How to Care for Glory Bower Bleeding Heart Plants
The glory bower or bleeding heart plant (Clerodendrum thomsoniae) is an evergreen vine that produces vibrant, colorful flowers that sprout year round but shine most brightly in the spring and summer. Native to Africa, the vine thrives best in high temperature and full sun. It can commonly be found in landscapes as a ground cover or as a climber for potted plants and gardens. Providing the proper light, water and food can help your vine thrive throughout the year.
- Moderately Easy
things you’ll need:
- Soil tiller
- Organic amendment
- Till the soil in an area of your garden that receives at least eight hours of full sunlight each day. Till to a depth of at least 10 inches, and add 1 part peat moss or compost for every 3 parts regular soil to increase nutrients and drainage.
- Plant bleeding heart vine seeds or cuttings in early spring. Bury the seed or cutting under about 1 inch of soil. Space plants at least 12 inches apart if you plant multiple vines.
- Water the soil heavily so that it is moist but not soaking. Water with a sprayer or watering can so that you do not wash away the seed or cutting.
- Spread a 2-inch layer of organic mulch over and around the vine area to provide extra nutrients and help the plants maintain moisture.
- Water the plants any time the top 1 ½ to 2 inches of soil becomes dry to the touch.
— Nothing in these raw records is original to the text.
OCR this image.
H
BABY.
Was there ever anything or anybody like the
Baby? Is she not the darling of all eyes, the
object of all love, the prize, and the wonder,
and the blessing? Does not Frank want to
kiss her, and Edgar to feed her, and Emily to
- Fertilize the vine with well-balanced, water-soluble fertilizer every two weeks during the growing season, through the beginning of fall. Fertilize only once per month during the dormant seasons; because it is an evergreen, the plant will not completely die off like other plants do.
Tips & Warnings
Some glory bower plants will produce shrubs as well as vines. Make sure you understand the species and needs of your exact plant before you establish it in your garden.
The vines will grow across the ground if you make no adjustments to their growth pattern. You can also establish a trellis system that will allow the vines to grow upwards.
Bleeding heart vines grow best in USDA Hardiness Zones 10 and 11, which feature average low temperatures above 30 degrees Fahrenheit. If you cannot provide the proper temperature or sunlight, grow the vine indoors in a pot or greenhouse, under artificial grow lights for at least 14 hours per day to simulate sunlight.